Вот со мной получился маленький конфуз. Уже когда все было записано и подписано — да, хотели стрелять или бросить гранату из окна квартиры, где жила Нина Ермакова, — меня вызвал на допрос Макаров. Вопреки обыкновению, он не стал вести со мной долгих разговором, а молча настрочил протокол очень короткого допроса — допроса, который даже и не начинался. В нем был только один вопрос и один ответ:
ВОПРОС: Куда выходили окна квартиры Ермаковой?

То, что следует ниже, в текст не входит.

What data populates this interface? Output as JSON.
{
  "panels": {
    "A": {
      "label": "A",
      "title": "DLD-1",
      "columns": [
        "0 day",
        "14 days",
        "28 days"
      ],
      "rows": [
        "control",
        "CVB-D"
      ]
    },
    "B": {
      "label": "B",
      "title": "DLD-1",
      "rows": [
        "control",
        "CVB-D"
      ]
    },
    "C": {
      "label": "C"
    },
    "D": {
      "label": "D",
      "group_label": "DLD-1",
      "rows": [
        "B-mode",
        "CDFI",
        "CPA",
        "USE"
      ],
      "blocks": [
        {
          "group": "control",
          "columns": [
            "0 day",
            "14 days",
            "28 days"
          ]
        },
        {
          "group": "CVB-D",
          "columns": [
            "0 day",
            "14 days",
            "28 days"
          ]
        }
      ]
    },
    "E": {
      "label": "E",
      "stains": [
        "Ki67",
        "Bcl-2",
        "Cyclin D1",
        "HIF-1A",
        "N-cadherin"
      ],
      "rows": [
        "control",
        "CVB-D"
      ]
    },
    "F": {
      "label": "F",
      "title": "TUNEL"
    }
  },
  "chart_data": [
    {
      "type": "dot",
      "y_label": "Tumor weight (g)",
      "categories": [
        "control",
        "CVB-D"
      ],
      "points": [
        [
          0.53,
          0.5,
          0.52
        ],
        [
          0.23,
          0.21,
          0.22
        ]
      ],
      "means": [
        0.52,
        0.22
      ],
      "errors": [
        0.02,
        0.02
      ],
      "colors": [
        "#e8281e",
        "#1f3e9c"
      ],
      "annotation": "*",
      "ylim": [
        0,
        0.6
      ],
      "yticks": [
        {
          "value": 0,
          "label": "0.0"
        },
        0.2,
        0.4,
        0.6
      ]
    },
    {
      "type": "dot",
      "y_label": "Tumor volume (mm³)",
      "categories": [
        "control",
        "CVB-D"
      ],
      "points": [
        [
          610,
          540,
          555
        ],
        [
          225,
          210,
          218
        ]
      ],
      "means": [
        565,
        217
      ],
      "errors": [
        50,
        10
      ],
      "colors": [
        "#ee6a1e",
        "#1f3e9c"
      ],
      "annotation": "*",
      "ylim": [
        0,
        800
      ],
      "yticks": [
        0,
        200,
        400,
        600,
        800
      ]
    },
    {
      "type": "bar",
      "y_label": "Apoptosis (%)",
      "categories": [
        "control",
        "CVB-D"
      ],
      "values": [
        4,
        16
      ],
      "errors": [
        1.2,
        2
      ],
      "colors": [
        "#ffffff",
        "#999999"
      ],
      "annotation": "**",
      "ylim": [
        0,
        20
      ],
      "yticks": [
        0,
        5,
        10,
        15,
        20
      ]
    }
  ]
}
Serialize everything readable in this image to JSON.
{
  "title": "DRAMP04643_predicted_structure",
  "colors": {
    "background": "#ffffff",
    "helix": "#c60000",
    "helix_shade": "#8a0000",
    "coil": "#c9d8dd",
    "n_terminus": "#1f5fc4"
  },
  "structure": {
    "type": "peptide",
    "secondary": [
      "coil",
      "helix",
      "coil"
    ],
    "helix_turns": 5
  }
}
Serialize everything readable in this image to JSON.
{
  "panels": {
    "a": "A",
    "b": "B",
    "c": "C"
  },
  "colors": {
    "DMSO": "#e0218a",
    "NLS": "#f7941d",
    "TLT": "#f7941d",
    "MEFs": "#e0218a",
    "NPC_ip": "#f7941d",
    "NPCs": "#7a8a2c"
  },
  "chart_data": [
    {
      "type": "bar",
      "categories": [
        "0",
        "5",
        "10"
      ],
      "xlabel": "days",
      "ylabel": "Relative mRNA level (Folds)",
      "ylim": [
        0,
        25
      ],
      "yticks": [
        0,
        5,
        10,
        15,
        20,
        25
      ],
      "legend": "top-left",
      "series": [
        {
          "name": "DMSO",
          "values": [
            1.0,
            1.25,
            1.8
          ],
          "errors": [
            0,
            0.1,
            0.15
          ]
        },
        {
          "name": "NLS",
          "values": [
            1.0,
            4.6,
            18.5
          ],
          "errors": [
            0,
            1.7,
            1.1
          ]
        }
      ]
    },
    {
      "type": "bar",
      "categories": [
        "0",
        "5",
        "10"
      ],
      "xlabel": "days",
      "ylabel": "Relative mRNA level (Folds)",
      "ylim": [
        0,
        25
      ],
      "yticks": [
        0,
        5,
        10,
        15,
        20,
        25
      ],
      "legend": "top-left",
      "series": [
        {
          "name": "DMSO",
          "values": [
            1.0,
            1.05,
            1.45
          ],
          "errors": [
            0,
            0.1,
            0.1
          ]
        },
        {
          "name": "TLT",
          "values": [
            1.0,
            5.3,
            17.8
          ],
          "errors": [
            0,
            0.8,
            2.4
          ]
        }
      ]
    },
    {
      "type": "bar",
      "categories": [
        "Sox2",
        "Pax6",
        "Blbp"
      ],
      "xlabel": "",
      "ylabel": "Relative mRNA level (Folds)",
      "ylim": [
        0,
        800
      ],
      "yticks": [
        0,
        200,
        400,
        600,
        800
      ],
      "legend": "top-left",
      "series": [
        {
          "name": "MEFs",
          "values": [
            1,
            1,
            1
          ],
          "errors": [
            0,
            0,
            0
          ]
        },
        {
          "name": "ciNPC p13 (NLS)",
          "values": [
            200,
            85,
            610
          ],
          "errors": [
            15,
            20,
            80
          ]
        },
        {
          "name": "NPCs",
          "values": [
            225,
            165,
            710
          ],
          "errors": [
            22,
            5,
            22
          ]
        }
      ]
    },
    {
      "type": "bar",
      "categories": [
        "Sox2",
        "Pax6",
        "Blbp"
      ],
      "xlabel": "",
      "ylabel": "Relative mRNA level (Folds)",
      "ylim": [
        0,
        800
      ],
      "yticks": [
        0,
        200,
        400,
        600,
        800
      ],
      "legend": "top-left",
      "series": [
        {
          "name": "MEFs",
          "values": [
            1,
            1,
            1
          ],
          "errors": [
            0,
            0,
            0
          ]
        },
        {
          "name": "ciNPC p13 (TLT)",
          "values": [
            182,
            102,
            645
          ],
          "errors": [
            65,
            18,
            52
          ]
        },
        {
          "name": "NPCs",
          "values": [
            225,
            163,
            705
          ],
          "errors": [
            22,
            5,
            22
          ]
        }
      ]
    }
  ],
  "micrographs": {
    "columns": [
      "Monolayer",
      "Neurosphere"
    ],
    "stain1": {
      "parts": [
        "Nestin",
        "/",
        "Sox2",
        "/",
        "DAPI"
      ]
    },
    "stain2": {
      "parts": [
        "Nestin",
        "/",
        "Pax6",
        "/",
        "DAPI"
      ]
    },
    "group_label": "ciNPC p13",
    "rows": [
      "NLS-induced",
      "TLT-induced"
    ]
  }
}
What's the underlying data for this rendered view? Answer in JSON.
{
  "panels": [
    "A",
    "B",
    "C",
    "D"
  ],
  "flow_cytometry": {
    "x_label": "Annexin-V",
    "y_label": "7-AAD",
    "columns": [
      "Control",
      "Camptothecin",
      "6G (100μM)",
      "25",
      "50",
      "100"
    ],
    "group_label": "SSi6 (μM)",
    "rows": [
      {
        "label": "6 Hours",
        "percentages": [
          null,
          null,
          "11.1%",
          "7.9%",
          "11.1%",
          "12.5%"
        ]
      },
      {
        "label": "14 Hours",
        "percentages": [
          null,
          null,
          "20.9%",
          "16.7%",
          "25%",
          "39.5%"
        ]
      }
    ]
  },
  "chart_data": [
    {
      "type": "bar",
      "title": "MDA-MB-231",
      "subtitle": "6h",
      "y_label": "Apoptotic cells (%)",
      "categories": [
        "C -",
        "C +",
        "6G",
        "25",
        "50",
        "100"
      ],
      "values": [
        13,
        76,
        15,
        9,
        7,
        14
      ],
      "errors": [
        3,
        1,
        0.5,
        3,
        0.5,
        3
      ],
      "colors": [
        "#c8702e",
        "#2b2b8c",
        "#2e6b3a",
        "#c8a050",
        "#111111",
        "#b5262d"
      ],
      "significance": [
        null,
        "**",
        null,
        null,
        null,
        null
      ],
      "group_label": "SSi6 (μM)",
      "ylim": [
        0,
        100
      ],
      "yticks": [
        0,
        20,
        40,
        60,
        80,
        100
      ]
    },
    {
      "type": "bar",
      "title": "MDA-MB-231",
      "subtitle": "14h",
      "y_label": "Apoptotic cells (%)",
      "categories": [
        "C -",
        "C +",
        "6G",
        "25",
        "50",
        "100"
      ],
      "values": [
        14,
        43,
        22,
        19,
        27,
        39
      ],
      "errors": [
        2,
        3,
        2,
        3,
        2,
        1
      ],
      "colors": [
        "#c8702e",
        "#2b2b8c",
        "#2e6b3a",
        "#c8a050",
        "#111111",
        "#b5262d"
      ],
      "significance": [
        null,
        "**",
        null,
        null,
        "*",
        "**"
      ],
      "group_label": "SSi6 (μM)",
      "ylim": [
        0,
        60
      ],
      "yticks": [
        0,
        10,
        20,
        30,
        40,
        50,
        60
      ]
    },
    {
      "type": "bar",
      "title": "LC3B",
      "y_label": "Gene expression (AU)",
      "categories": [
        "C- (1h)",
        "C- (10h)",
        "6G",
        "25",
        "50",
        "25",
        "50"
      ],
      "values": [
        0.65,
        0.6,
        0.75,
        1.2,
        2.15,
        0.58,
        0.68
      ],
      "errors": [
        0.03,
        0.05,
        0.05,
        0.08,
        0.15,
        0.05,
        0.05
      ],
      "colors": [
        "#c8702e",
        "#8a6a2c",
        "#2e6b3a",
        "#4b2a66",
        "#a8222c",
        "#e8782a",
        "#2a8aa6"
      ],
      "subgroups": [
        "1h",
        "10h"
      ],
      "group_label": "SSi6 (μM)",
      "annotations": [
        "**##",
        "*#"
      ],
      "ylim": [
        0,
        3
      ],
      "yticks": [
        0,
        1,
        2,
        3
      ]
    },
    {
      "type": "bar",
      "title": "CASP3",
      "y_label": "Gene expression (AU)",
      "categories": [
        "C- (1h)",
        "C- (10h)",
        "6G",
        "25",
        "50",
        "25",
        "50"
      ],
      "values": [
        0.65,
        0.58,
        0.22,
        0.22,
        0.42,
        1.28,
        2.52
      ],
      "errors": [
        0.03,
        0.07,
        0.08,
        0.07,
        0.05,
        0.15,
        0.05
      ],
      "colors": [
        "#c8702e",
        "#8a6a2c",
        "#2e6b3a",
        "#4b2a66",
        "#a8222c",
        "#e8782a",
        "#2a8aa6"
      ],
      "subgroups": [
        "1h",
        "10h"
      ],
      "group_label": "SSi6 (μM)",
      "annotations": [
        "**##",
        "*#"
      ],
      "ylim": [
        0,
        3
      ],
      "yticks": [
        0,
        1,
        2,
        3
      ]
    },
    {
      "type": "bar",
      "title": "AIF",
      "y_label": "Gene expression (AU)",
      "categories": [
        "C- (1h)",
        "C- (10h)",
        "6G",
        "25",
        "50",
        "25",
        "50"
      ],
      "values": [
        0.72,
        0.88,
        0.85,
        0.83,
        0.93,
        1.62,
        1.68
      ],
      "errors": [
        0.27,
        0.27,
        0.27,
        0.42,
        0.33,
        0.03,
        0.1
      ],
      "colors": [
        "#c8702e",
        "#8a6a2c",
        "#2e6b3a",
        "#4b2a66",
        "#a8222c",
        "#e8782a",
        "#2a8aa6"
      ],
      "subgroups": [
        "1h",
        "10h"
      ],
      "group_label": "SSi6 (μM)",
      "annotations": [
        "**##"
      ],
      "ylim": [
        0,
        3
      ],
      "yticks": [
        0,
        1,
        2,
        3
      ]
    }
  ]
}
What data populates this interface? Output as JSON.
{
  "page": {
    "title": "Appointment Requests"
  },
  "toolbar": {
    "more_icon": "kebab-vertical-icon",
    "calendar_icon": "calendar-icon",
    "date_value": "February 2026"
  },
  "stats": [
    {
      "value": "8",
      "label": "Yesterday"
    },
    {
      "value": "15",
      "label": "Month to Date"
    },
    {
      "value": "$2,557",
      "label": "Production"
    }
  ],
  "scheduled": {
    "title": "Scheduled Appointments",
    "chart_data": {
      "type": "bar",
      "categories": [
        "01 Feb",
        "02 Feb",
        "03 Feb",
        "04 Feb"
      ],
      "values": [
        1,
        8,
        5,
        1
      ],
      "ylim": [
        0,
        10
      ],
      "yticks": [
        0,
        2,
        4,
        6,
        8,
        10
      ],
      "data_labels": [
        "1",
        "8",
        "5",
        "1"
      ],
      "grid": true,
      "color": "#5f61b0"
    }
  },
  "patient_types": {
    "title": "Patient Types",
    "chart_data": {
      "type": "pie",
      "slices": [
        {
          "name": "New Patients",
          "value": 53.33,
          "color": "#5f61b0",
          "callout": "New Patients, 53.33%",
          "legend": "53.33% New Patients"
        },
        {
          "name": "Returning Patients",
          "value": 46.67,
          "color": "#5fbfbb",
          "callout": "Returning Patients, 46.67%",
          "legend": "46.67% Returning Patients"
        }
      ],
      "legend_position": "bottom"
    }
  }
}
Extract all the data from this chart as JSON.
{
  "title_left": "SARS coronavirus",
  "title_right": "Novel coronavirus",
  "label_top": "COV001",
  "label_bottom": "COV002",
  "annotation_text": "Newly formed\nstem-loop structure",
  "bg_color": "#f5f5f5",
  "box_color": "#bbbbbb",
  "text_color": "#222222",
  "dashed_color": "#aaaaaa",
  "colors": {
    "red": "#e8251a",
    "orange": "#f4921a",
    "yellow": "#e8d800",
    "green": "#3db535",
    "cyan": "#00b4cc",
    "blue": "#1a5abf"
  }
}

ОТВЕТ: Окна выходили во двор.
— Подпиши, — хмуро сказал Макаров.
Мне бы обрадоваться — а я возмутился:
— Э, нет! Этого я подписывать не буду.
— Почему?
— На Арбат выходят окна, я вам сто раз говорил. Знаем мы эти номера: сейчас — подпиши, а завтра — «Фрид, вы напрасно пытаетесь ввести следствие в заблуждение. Показаниями соучастников вы полностью изобличены, окна выходят на правительственную трассу…» Не хочу я никого никуда вводить. Я сразу так и сказал: выходят на улицу!..
— Во двор они выходят.
— Нет, на улицу.
— Во двор, Фрид, я там был, в ее квартире.
— Если вы там были, сообразите сами: вот входим в подъезд, поднимаемся по лестнице, направо дверь Нининой квартиры, проходим по коридору, налево комната — и окна глядят на улицу, на Арбат.
Макаров заколебался. Прикрыл на секунду глаза, вспоминая. Прикинул в уме и растерянно посмотрел на меня.
— Действительно. Если считать по-твоему, то получается, что на улицу. Но я тебе даю честное слово: окна выходят во двор. Я там был! Честно!
И я поверил — чувствовал, что он не валяет дурака, а говорит всерьез. Подписал протокол и вернулся в камеру. Весь день думал: как же так? В чем ошибка? И вдруг меня осенило: ведь на каждый этаж ведет не один, а два марша лестницы. Поднялся по одному, повернулся и пошел вверх по другому. И то, что было справа, оказалось слева — и наоборот. Конечно же, окна выходят во двор!
Но все дело в том, что ни разу никто из нас не глядел в эти окна: во-первых, они были наглухо закрыты светомаскировочными шторами из плотного синего полукартона — шла война; а во-вторых, не к чему нам было глядеть: не собирались же мы, в самом деле, убивать Сталина.